From the start, the government seemed weak, Scholz’s approval ratings dwindled. But they exploded with his round of rearmament and sanctions against Russia. In the federal parliament, where he announced the new policy, he received standing ovations. Parliamentarians were surprised; they had not expected this change of course. But, with the exception of Die Linke and the far-right Alternative für Deutschland, they liked what they heard. The German political class was united with most of the electorate. Germany was united in NATO.

But domestic and NATO unity is unlikely to last.
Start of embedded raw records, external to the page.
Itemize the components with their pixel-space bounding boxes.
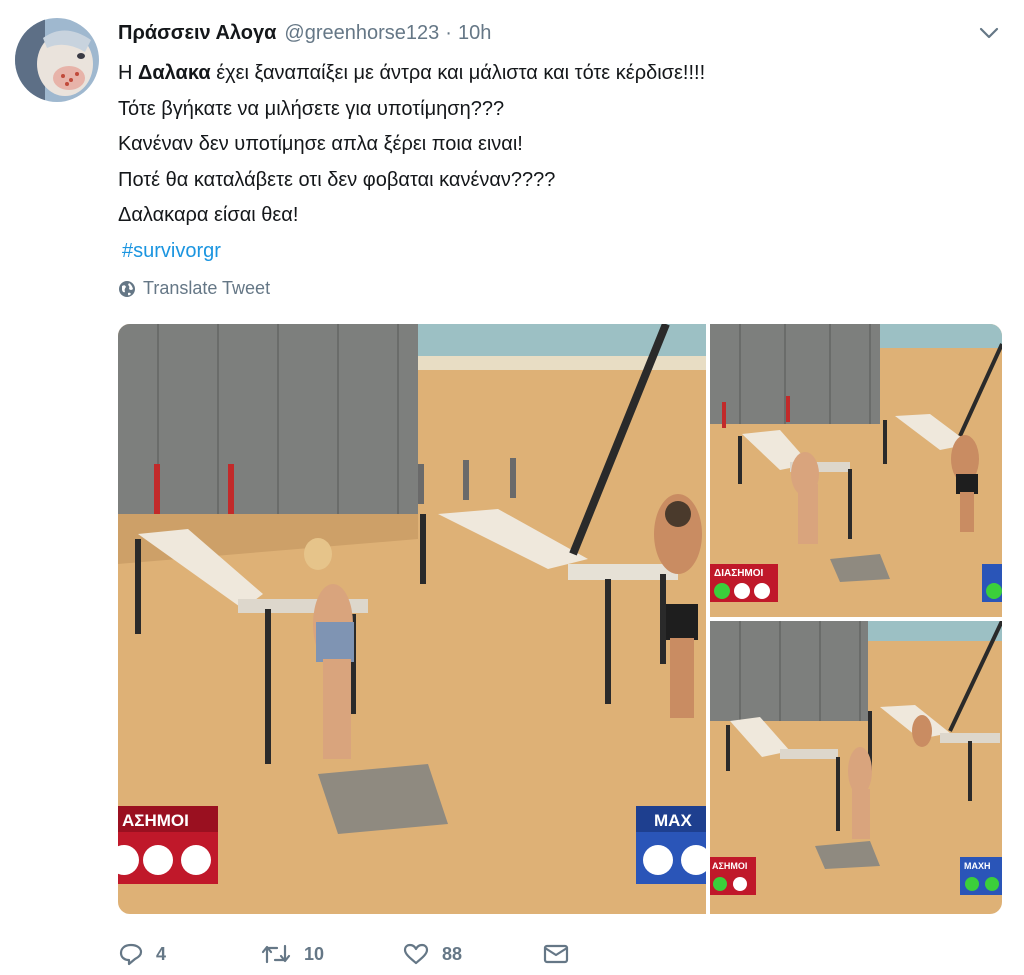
globe-icon (119, 280, 135, 297)
tweet-line-1-end: έχει ξαναπαίξει με άντρα και μάλιστα και… (210, 62, 706, 84)
media-grid: ΑΣΗΜΟΙ ΜΑΧ ΔΙΑΣΗΜΟΙ ΑΣΗΜΟΙ ΜΑΧΗ (118, 324, 1002, 914)
tweet-line-2: Τότε βγήκατε να μιλήσετε για υποτίμηση??… (118, 97, 505, 120)
translate-tweet-link[interactable]: Translate Tweet (118, 278, 270, 299)
media-small-label-red-2: ΑΣΗΜΟΙ (712, 861, 747, 871)
tweet-line-1-start: Η (118, 62, 138, 84)
retweet-button[interactable]: 10 (260, 942, 324, 966)
tweet-header: Πράσσειν Αλογα @greenhorse123 · 10h (118, 18, 1004, 48)
tweet-line-5: Δαλακαρα είσαι θεα! (118, 204, 299, 226)
heart-icon (403, 943, 429, 965)
media-label-left: ΑΣΗΜΟΙ (122, 811, 189, 830)
media-small-label-blue: ΜΑΧΗ (964, 861, 991, 871)
timestamp[interactable]: 10h (458, 22, 491, 45)
like-button[interactable]: 88 (402, 942, 462, 966)
hashtag-link[interactable]: #survivorgr (122, 240, 221, 262)
tweet-line-1: Η Δαλακα έχει ξαναπαίξει με άντρα και μά… (118, 56, 938, 92)
user-handle[interactable]: @greenhorse123 (284, 22, 439, 45)
tweet-line-1-bold: Δαλακα (138, 62, 211, 84)
reply-button[interactable]: 4 (118, 942, 166, 966)
reply-count: 4 (156, 943, 167, 964)
avatar[interactable] (15, 18, 99, 102)
retweet-count: 10 (304, 943, 325, 964)
chevron-down-icon[interactable] (974, 18, 1004, 48)
retweet-icon (261, 944, 291, 964)
direct-message-button[interactable] (542, 942, 570, 966)
media-photo-large[interactable]: ΑΣΗΜΟΙ ΜΑΧ (118, 324, 706, 914)
media-photo-bottom-right[interactable]: ΑΣΗΜΟΙ ΜΑΧΗ (710, 621, 1002, 914)
translate-label: Translate Tweet (143, 278, 271, 298)
hashtag-line: #survivorgr (118, 234, 938, 270)
separator-dot: · (445, 21, 452, 44)
display-name[interactable]: Πράσσειν Αλογα (118, 22, 276, 45)
reply-icon (119, 943, 143, 966)
tweet-line-4: Ποτέ θα καταλάβετε οτι δεν φοβαται κανέν… (118, 168, 556, 191)
media-photo-top-right[interactable]: ΔΙΑΣΗΜΟΙ (710, 324, 1002, 617)
tweet-text: Η Δαλακα έχει ξαναπαίξει με άντρα και μά… (118, 56, 938, 269)
tweet-line-3: Κανέναν δεν υποτίμησε απλα ξέρει ποια ει… (118, 133, 523, 155)
media-label-right: ΜΑΧ (654, 811, 692, 830)
like-count: 88 (442, 943, 463, 964)
envelope-icon (543, 944, 569, 964)
avatar-image (15, 18, 99, 102)
media-small-label-red-1: ΔΙΑΣΗΜΟΙ (714, 568, 764, 579)
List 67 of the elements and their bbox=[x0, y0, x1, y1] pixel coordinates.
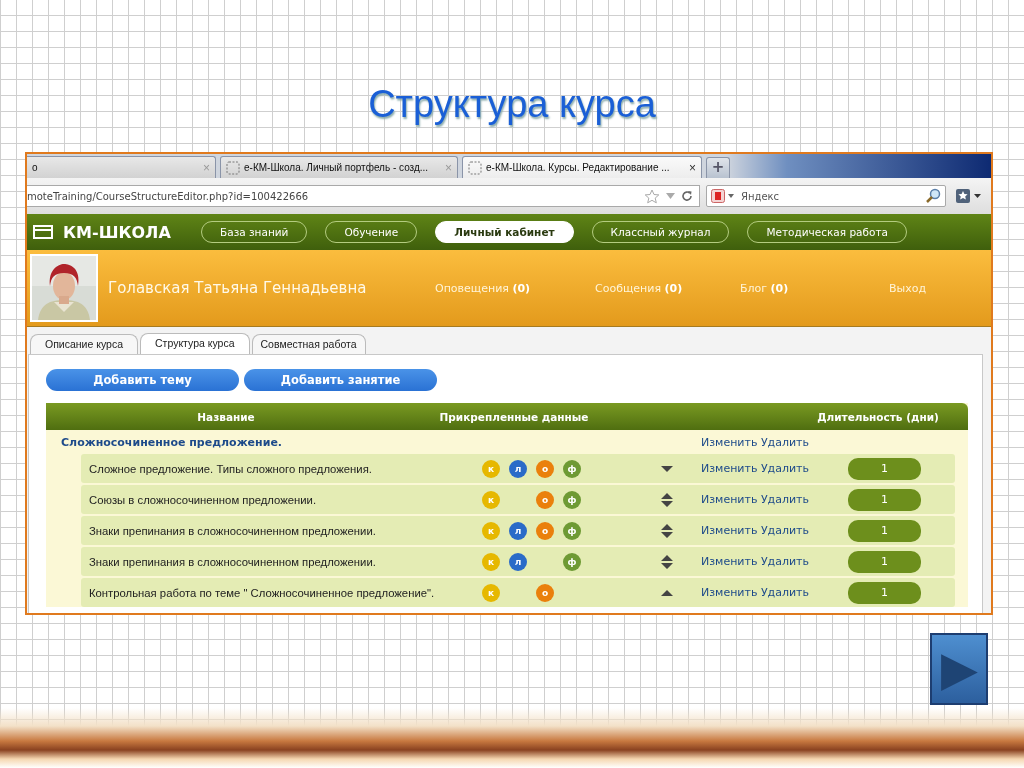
slide-title: Структура курса bbox=[368, 82, 656, 126]
lesson-title: Контрольная работа по теме " Сложносочиненное предложение". bbox=[89, 586, 436, 599]
lesson-title: Союзы в сложносочиненном предложении. bbox=[89, 493, 318, 506]
column-header: Название bbox=[196, 410, 256, 423]
search-field[interactable]: Яндекс bbox=[706, 185, 946, 207]
topic-title: Сложносочиненное предложение. bbox=[61, 435, 284, 449]
page-tab[interactable]: Описание курса bbox=[30, 334, 138, 354]
browser-tab[interactable]: е-КМ-Школа. Личный портфель - созд... × bbox=[220, 156, 458, 178]
page-icon bbox=[226, 160, 240, 175]
search-engine-icon[interactable] bbox=[711, 189, 735, 203]
attachment-badge[interactable]: л bbox=[509, 521, 527, 540]
user-name: Голавская Татьяна Геннадьевна bbox=[108, 279, 368, 297]
duration-pill: 1 bbox=[848, 519, 921, 542]
column-header: Прикрепленные данные bbox=[438, 410, 590, 423]
lesson-title: Знаки препинания в сложносочиненном предложении. bbox=[89, 524, 377, 537]
delete-link[interactable]: Удалить bbox=[760, 555, 809, 568]
url-text: moteTraining/CourseStructureEditor.php?id=100422666 bbox=[27, 190, 310, 202]
edit-link[interactable]: Изменить bbox=[701, 555, 758, 568]
tab-title: е-КМ-Школа. Курсы. Редактирование ... bbox=[486, 162, 671, 173]
address-field[interactable]: moteTraining/CourseStructureEditor.php?id=100422666 bbox=[27, 185, 700, 207]
reorder-icon[interactable] bbox=[661, 554, 673, 569]
tab-title: о bbox=[32, 162, 39, 173]
column-header: Длительность (дни) bbox=[816, 410, 940, 423]
search-icon[interactable] bbox=[925, 188, 941, 204]
delete-link[interactable]: Удалить bbox=[760, 586, 809, 599]
delete-link[interactable]: Удалить bbox=[760, 524, 809, 537]
attachment-badge[interactable]: л bbox=[509, 459, 527, 478]
attachment-badge[interactable]: ф bbox=[563, 552, 581, 571]
close-tab-button[interactable]: × bbox=[689, 160, 696, 175]
nav-tab[interactable]: Личный кабинет bbox=[435, 221, 574, 243]
lesson-title: Знаки препинания в сложносочиненном предложении. bbox=[89, 555, 377, 568]
logo-icon bbox=[33, 225, 53, 239]
page-icon bbox=[468, 160, 482, 175]
duration-pill: 1 bbox=[848, 550, 921, 573]
edit-link[interactable]: Изменить bbox=[701, 586, 758, 599]
new-tab-button[interactable]: + bbox=[706, 157, 730, 178]
reorder-icon[interactable] bbox=[661, 523, 673, 538]
bookmarks-icon[interactable] bbox=[955, 188, 983, 204]
tab-title: е-КМ-Школа. Личный портфель - созд... bbox=[244, 162, 430, 173]
page-tab[interactable]: Совместная работа bbox=[251, 334, 366, 354]
delete-link[interactable]: Удалить bbox=[760, 435, 809, 449]
delete-link[interactable]: Удалить bbox=[760, 493, 809, 506]
site-logo[interactable]: КМ-ШКОЛА bbox=[63, 222, 201, 242]
attachment-badge[interactable]: ф bbox=[563, 490, 581, 509]
add-button[interactable]: Добавить тему bbox=[46, 369, 239, 391]
reload-icon[interactable] bbox=[681, 190, 693, 202]
search-input[interactable]: Яндекс bbox=[739, 189, 921, 203]
edit-link[interactable]: Изменить bbox=[701, 462, 758, 475]
move-down-icon[interactable] bbox=[661, 465, 673, 472]
page-tab[interactable]: Структура курса bbox=[140, 333, 250, 354]
move-up-icon[interactable] bbox=[661, 589, 673, 596]
attachment-badge[interactable]: л bbox=[509, 552, 527, 571]
browser-tab[interactable]: о × bbox=[27, 156, 216, 178]
lesson-title: Сложное предложение. Типы сложного предложения. bbox=[89, 462, 373, 475]
duration-pill: 1 bbox=[848, 581, 921, 604]
edit-link[interactable]: Изменить bbox=[701, 435, 758, 449]
edit-link[interactable]: Изменить bbox=[701, 493, 758, 506]
duration-pill: 1 bbox=[848, 488, 921, 511]
attachment-badge[interactable]: ф bbox=[563, 521, 581, 540]
edit-link[interactable]: Изменить bbox=[701, 524, 758, 537]
add-button[interactable]: Добавить занятие bbox=[244, 369, 437, 391]
duration-pill: 1 bbox=[848, 457, 921, 480]
browser-tab[interactable]: е-КМ-Школа. Курсы. Редактирование ... × bbox=[462, 156, 702, 178]
attachment-badge[interactable]: ф bbox=[563, 459, 581, 478]
reorder-icon[interactable] bbox=[661, 492, 673, 507]
star-icon[interactable] bbox=[644, 188, 660, 204]
delete-link[interactable]: Удалить bbox=[760, 462, 809, 475]
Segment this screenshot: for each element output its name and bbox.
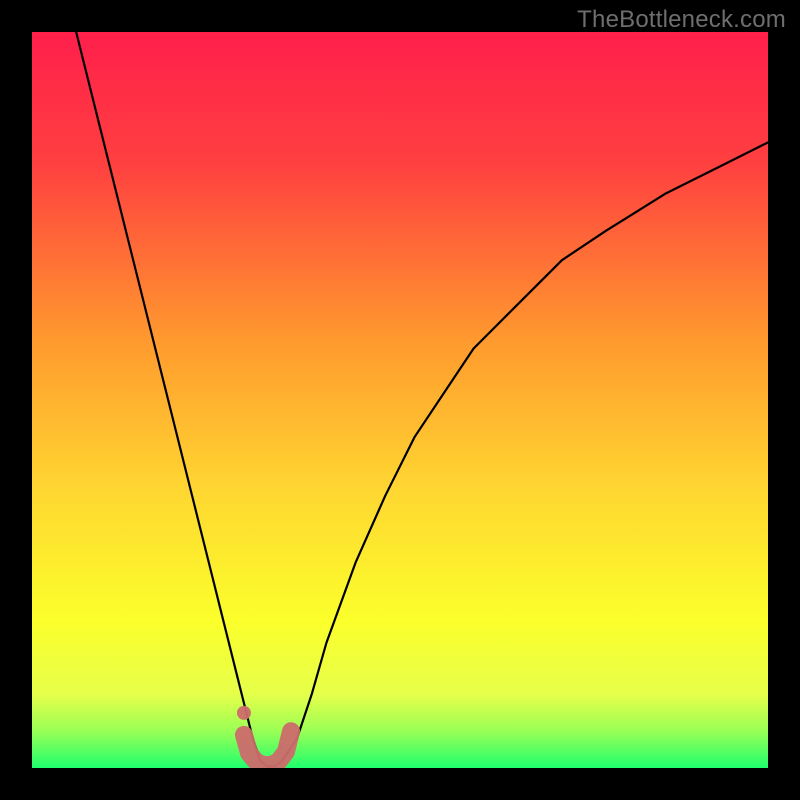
bottleneck-chart	[32, 32, 768, 768]
gradient-background	[32, 32, 768, 768]
chart-frame	[32, 32, 768, 768]
highlight-start-dot	[237, 706, 251, 720]
watermark-text: TheBottleneck.com	[577, 6, 786, 34]
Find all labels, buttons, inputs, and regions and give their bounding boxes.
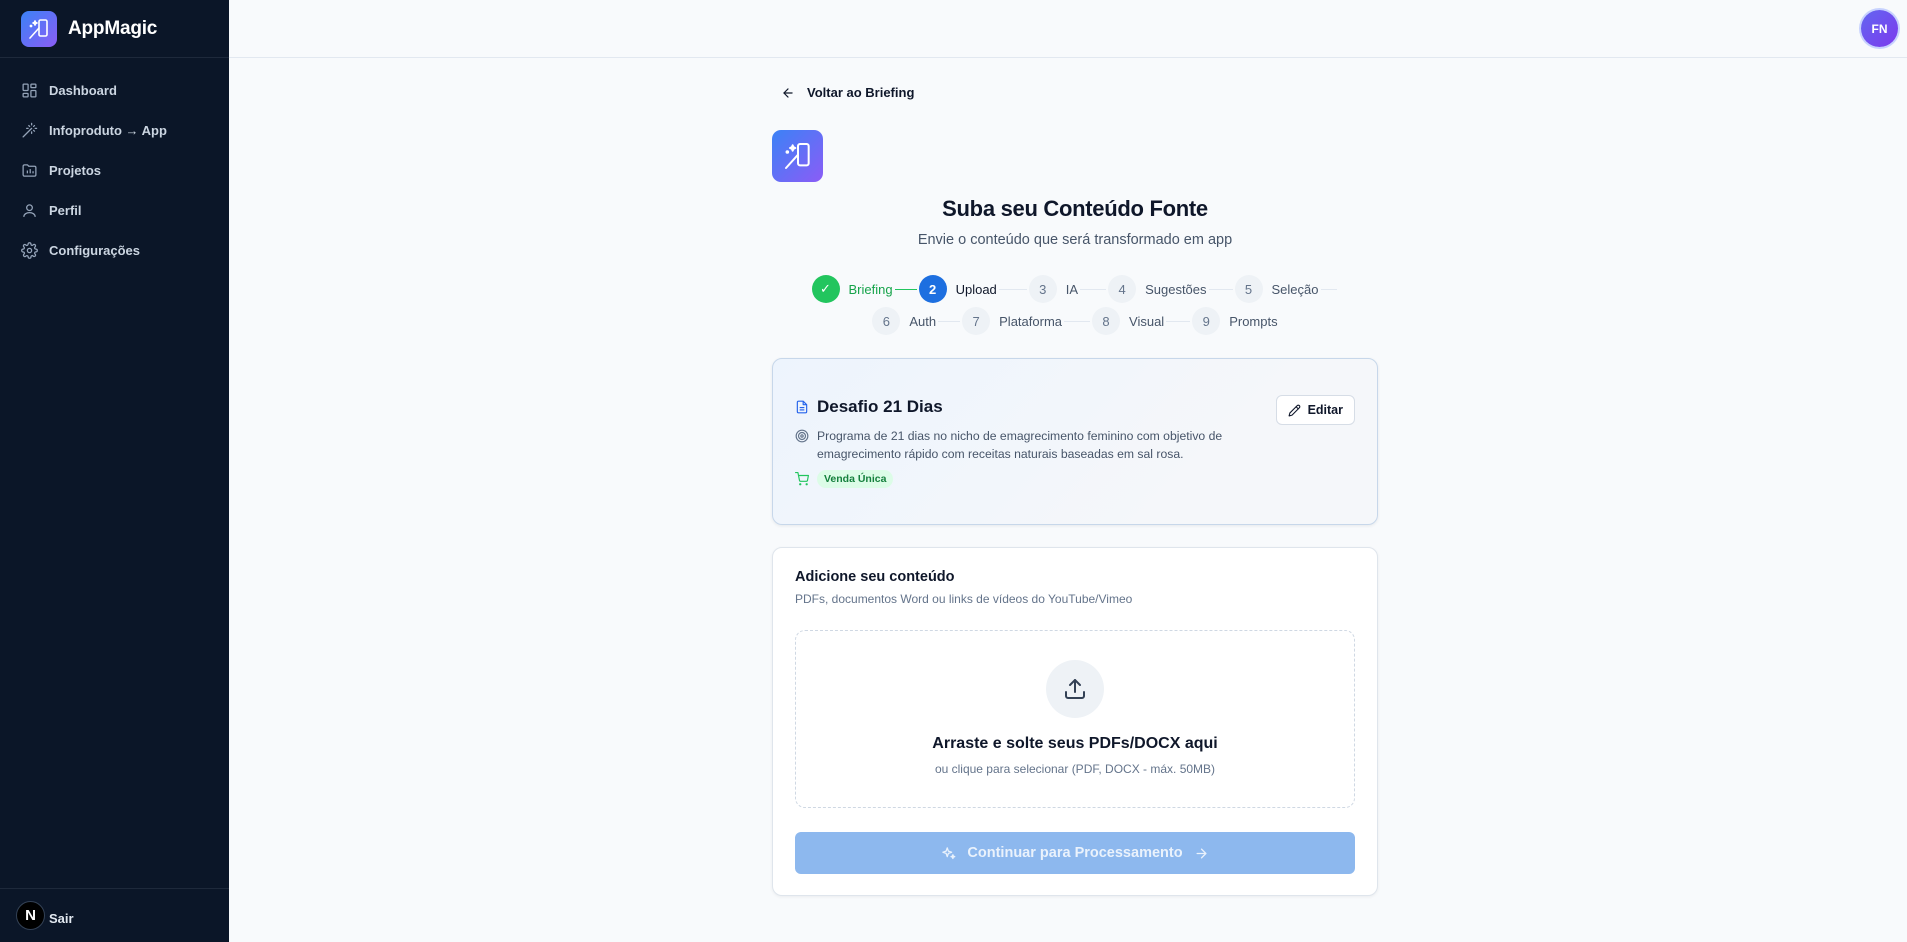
sidebar-item-infoproduto-app[interactable]: Infoproduto → App bbox=[0, 110, 229, 150]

Skyrocketing energy prices have already sparked calls for the state to restore cheap energy supplies, sometimes coming from the same political circles that were already calling for higher interest rates to fight climate change. inflation before the invasion of Ukraine. At the time, these calls were aimed at containing what some business communities, mostly fossil capital, saw as the threat of a Green New Deal. This threat is gone. The climate change movement suffered a defeat and fossil capital made a comeback. However, enthusiasm for Ukrainian resistance to Russian invaders will wane when it becomes clear that Ukraine is a pawn in the great power game, that NATO forces are not always the good guys, and when prices high guns and gas will steadily gnaw at lows. income.

Ingo Schmidt is an economist and works as coordinator of the labor studies program at Athabasca University.